A OGNUNO IL SUO LIBRO – CE N’È PER TUTTI I GUSTI

Oggi vi consiglio 2 romanzi, lo faccio con la consueta (o almeno sapete che ci provo), onestà intellettuale.

Il primo è l’ultimo pubblicato da un autore che amo e stimo. Lo amo per la sua scrittura ovviamente, per come ha messo nei suoi romanzi precedenti la sua vita (professionale), quindi visto che parliamo di un giallo e di un poliziotto (ad alti livelli), è chiaro che mi aspetto un certo tipo di narrazione. Lo stimo perché, per quel che lo conosco, è una persona onesta, con una sensibilità rara. Il romanzo, Undici sorelle è diverso da come me lo aspettavo, ho dovuto lasciarlo sedimentare un attimo. Appena chiuso ho avuto l’impressione che fosse stato troppo in superficie, poi ho riletto alcuni punti e no, Piernicola Silvis non è affatto rimasto in superficie. Ha scritto una storia con due protagonisti, tutto il resto è contorno. È una caccia lunghissima, dieci anni in cui la Storia, mani pulite, l’entrata di Berlusconi in politica, Falcone e Borsellino, la Uno bianca, e tutto quello che è accaduto, non viene raccontato pur coinvolgendo in qualche modo la protagonista. Il focus è sul cacciatore, Caterina Barone, commissario, e la preda. Una preda che va fermata. È un cattivo? In teoria sì, in realtà è semplicemente uno psicopatico da manuale, uno per cui uccidere è consentito se non giustificato dal suo benessere. È un romanzo duro? Sì, ma leggibile e appezzabile da chiunque e siamo in tanti, sappia che il male è ovunque, anche dove meno ce lo aspettiamo, è un romanzo per chi vuole credere che esiste qualcuno che a discapito di se stesso, farà di tutto perché quel male sia estirpato. Per tutti quelli che guardando una vittima, sanno che potrebbe essere la propria figlia, madre o sorella.

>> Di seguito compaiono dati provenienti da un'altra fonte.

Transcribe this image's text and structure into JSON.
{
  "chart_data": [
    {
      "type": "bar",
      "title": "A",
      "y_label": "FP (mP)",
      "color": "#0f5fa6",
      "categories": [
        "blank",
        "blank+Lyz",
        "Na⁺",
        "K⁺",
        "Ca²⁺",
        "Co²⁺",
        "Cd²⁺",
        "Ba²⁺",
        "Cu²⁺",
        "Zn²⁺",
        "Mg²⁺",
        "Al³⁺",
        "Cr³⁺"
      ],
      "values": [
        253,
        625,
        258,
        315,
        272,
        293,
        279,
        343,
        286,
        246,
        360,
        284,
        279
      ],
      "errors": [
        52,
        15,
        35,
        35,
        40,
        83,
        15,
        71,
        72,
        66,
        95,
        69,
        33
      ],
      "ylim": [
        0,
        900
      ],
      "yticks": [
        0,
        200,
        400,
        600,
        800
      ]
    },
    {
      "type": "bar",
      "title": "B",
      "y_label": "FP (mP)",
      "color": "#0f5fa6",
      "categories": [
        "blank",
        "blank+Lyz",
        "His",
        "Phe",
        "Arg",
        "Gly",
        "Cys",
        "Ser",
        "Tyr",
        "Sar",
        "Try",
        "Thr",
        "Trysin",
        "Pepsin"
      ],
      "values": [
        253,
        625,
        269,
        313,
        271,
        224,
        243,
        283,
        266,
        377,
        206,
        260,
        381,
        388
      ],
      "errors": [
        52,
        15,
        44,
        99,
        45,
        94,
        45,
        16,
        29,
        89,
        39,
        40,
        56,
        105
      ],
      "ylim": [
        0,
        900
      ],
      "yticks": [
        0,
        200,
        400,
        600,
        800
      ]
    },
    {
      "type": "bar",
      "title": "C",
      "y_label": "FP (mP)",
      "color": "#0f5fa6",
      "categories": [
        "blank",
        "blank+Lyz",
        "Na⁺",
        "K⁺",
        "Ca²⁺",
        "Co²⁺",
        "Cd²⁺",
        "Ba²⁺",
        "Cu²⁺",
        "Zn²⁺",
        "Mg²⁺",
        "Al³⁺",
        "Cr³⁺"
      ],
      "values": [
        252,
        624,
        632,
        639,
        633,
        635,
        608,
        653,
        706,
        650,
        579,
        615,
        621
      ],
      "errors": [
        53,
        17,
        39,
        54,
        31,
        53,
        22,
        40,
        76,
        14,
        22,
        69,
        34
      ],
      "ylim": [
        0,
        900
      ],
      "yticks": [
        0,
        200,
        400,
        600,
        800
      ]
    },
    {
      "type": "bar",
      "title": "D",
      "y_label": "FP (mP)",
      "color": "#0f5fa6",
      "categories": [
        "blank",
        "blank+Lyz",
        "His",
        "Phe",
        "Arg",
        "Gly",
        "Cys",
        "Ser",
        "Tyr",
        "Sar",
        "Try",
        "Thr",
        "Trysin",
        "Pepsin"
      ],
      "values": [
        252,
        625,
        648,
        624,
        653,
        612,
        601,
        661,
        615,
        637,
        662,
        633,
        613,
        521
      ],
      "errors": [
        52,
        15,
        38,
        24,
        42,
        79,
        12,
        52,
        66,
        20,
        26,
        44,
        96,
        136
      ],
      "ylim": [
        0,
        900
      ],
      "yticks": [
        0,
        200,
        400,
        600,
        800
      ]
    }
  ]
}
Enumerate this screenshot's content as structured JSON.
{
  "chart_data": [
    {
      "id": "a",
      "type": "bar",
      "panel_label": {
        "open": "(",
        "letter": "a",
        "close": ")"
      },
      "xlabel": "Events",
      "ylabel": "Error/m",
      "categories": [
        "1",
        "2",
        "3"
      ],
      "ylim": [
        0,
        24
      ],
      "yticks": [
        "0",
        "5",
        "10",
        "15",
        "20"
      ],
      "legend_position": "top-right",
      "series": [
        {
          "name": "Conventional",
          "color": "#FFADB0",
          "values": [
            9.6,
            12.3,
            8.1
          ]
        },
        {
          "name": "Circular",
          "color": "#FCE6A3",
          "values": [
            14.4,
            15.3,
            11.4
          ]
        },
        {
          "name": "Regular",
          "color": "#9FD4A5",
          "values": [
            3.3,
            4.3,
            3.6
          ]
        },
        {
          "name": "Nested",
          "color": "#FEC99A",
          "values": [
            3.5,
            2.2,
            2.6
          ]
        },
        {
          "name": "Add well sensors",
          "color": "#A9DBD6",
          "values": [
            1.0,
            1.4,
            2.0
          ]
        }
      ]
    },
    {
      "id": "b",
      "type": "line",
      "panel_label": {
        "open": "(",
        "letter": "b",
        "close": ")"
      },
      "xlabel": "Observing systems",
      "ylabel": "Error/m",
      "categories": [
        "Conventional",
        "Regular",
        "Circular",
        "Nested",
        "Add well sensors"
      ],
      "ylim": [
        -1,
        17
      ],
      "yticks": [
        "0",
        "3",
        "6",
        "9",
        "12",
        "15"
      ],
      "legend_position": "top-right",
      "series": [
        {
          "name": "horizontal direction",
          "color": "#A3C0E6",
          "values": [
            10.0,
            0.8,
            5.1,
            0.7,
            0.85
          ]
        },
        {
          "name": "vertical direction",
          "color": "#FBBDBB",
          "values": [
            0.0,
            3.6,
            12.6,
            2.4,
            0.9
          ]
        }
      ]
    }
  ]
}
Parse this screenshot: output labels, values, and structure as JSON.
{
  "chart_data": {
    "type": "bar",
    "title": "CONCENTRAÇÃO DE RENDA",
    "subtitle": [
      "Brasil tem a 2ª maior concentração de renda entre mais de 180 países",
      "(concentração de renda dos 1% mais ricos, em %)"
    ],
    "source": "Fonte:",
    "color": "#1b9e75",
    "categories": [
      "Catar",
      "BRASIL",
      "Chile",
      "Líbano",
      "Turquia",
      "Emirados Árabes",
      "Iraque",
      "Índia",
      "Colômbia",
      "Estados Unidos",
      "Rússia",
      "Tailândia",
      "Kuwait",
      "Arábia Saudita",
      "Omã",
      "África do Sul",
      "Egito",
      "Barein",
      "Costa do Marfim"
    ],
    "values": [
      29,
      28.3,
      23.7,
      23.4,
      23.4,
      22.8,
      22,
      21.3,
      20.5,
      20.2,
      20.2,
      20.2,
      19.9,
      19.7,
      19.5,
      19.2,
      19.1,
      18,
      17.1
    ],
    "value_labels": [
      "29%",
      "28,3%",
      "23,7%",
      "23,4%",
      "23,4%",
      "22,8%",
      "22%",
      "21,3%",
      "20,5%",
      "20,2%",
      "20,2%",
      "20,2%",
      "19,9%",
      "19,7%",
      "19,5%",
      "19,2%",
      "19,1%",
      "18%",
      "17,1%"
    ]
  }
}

Il secondo romanzo di cui vi parlo non è un thriller, non è nemmeno un fantasy anche se tocca temi che molti non comprendono – parlo della fisica quantistica -. Non è il genere di romanzo che avrei letto di mia sponte, però me lo hanno gentilmente inviato e l’ho letto. Inizialmente ho pensato che non lo avrei recensito, poi ci ho ripensato, perché se fai questa cosa di recensire libri, anche se non sei famosa, anche se il tu piccolo pubblico non ha rilevanza economica, è giusto farlo con serietà e i libri (quasi tutti) meritano di essere raccontati e/o consigliati, a prescindere dal tuo gusto personale. Chiamatemi Jack, di Stefano Mondini pur essendo autoconclusivo, è un seguito, leggere il precedente – Marta – può aiutare a inquadrare e seguire meglio il personaggio. È una storia di riscatto in qualche modo, non da povertà ingiustizie o chissà quali disgrazie, ma da un accadimento imprevedibile e inevitabile che troverà una spiegazione nel corso del racconto. A Jack, che in realtà all’anagrafe ha un altro nome, accade qualcosa che sconvolge tutto il suo mondo e quello di chi gli è vicino. Inizialmente, questo fatto fa di lui una vittima designata, vittima di qualcuno senza scrupoli ed è qui che inizia il “riscatto”. Per riprendersi la sua vita, intraprende una battaglia senza esclusioni di colpi. Non solo per la sua stessa sopravvivenza, ma per ristabilire una giustizia, andando contro tutto, sostenuto dall’amore. Forse un filino acerba la scrittura – per il mio gusto personale – ma come dico sempre, per fortuna, ogni romanzo se arriva nelle mani giuste, lascia qualcosa, per cui se amate il quasi fantasy, se amate le storie dove il bene ha la meglio, buona lettura.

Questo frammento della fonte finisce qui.